1. YAZARLAR

  2. Seyfullah FIRAT

  3. ALLAH AŞKINA KENDİNİZE GELİN
Seyfullah FIRAT

Seyfullah FIRAT

Yazarın Tüm Yazıları >

ALLAH AŞKINA KENDİNİZE GELİN

A+A-

Tarihin terazisi hiçbir zaman yanlış tartmaz ve tartmamıştır.

Tarih, kendi başına bir hâkim veya bir yargıç gibi toplumlar hakkında her zaman en doğru kararını vermiştir.

Tarihin mahkemesinde beraat edenler zaman içerisinde devlet olmuş ve millet olma şerefiyle şereflenmişlerdir.

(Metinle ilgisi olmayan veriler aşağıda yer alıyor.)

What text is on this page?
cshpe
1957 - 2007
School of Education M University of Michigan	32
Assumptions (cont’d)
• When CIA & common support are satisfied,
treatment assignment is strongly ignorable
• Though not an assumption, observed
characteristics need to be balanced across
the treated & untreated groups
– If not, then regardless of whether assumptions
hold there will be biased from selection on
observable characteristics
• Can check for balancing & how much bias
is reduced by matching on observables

Tarihin mahkemesinde beraat edemeyenler veya mahkûm olanlar hiçbir zaman millet olamadıkları gibi, devlet de olamamışlardır.

Nasıl ki, sabıkası veya ayıbı olanlar toplum veya devlet hayatında önemli mevkilere gelemezlerse, tarihin sınavında başarılı olamamış topluluklar da hiçbir zaman bir takım suni zorlamalarla veya sicil aflarıyla yapay bir millete dönüştürülemezler.

Kürtler asırlarca bizimle yaşamış, bizim şemsiyemiz altında huzur bulmuş, bizim gittiğimiz her coğrafyaya bizimle birlikte intikal etmiş öz kardeşlerimizdirler.

Biz Türkler hiçbir zaman Kürtleri asla ayrı bir kavmin veya coğrafı kaderin aramızda barındırdığı topluluk kırıntıları olarak görmedik ve birilerine inat bundan sonra da görmeyeceğiz.

Nasıl ki biz bugüne kadar Kürtleri kardeş kabul etmiş isek bundan sonra da Türk-Kürt kardeşliği için gereken her şeyi yapacağız.

Üzülerek belirtmek zorundayız ki, Kürt kardeşlerimizin içinden çıkmış ve düşmanlarımız tarafından aldatılan bazı bedbahtlar, yakın geçmişte bu millete ihanet etmişler ve karşılıklı olarak çok acılar çekmemize sebep olmuşlardır. Bu densizler ve satılmışlar sürüsü yüzünden binlerce Türk ve Kürt can vermiş, kardeşler arasında anlamsız ve gereksiz bir savaş yaşanmıştır ve halen de yaşanmaktadır.

Şimdi birileri Kürt açılımı diyerek sözde anlamsız savaşı durdurma adına halt üstüne haltlar etmektedirler. Ülke topraklarını babalarının tarlası zannedip her önüne çıkana etnik kimlik payesi vermeye çalışmaktadırlar. Siz eğer tarihi ve sosyolojik olayları doğru okuyamazsanız, siz hiçbir zaman toplumu doğru raylar üzerinde yürütemez ve bu kafalarla çözülmenin önüne de geçemezsiniz.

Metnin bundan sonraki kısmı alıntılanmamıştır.